Disclosure: The following is a sponsored review. It is not a site/product endorsement.
FHA information is a handy thing to have. Though often maligned, the FHA loan program has for decades helped many people purchase a home. With the recent sub-prime collapse, FHA loans may be seeing a surge in use, and with that comes a need for consumer related information.
The Mortgage Loan Place offers a free 20 page guide titled, "A Complete Guide to FHA Loans" (PDF download). Anything that has "Complete" in the title will cause me to raise an eyebrow. I'm on the retentive side, and "complete" to me means COMPLETE. And really, by definition, a "guide" can hardly ever truly be deemed complete.
That said, this guide is well structured and contains a significant amount of information for the real estate consumer considering financing options, including FHA refinance loans.
As a guide of this sort should have, it contains sections on the whats, whys and hows of FHA loans. It even delves into various types of loan products such as option ARMs, interest only loans and fixed rates. A nice addition are sections on possible changes to the FHA program, HUD owned homes and the HUD "Good Neighbor Next Door" Program. The guide is well written, at a basic level that is easily understood by non-real estate professionals — it's obvious intended target.
One thing I appreciate about the guide is that clearly it is not a platform for shameless self-promotion by the Mortgage Loan Place. There is no, "use us for your FHA loans, we're the obvious choice" type of stuff. In fact, they encourage people to speak with different lenders. Other than non-intrusive "Mortgage Loan Place" text in the page footers, there is no other mention of the author/sponsor — not even a contact number or embedded link. It's pretty darn transparent information.
I really only have two points of minor criticism: 1) the document is not dated. Perhaps that is done so it is never "out of date", but undated documents that contain timely information that can change tends to bug the old semiconductor engineer in me.
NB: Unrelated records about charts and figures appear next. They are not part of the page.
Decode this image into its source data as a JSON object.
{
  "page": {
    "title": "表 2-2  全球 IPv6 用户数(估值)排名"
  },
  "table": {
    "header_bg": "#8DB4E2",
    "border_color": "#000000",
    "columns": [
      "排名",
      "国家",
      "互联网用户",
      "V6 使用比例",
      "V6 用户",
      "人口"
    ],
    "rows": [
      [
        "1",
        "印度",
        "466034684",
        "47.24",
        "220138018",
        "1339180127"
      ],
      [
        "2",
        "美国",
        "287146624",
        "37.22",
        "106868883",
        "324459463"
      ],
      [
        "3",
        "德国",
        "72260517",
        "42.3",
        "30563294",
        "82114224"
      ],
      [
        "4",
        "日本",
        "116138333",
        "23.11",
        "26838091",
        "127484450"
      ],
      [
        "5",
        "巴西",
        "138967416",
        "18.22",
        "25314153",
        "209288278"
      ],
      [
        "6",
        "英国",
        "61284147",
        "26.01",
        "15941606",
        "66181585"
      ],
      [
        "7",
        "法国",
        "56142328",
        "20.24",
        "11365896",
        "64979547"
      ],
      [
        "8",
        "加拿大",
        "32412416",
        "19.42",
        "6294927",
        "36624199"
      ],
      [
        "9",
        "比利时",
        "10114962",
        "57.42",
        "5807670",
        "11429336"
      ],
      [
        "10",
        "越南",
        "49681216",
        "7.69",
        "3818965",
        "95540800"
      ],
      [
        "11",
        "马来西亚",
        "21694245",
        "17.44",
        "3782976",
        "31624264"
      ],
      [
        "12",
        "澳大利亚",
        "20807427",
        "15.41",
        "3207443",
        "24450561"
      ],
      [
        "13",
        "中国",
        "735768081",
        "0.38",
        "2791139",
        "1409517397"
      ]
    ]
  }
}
The use of terms like "testified recently" and "passed by the House last year" just begs for us to know when the document was written. 2) There a frequent references to the FHA loan limits. I can understand not putting in limit table, as they vary by metro area and county and any table could swiftly be rendered out of date. But why not embed a link to HUD's FHA Limits page? A real estate professional should know where to find the limits, and yes, the average consumer is more than capable of searching for them, but why not make it simple and embed the link.
The Complete Guide to FHA Loans is a document with a lot of pertinent information. Good for the consumer, and a decent refresher for a real estate agent who hasn't had to recently deal with an FHA buyer.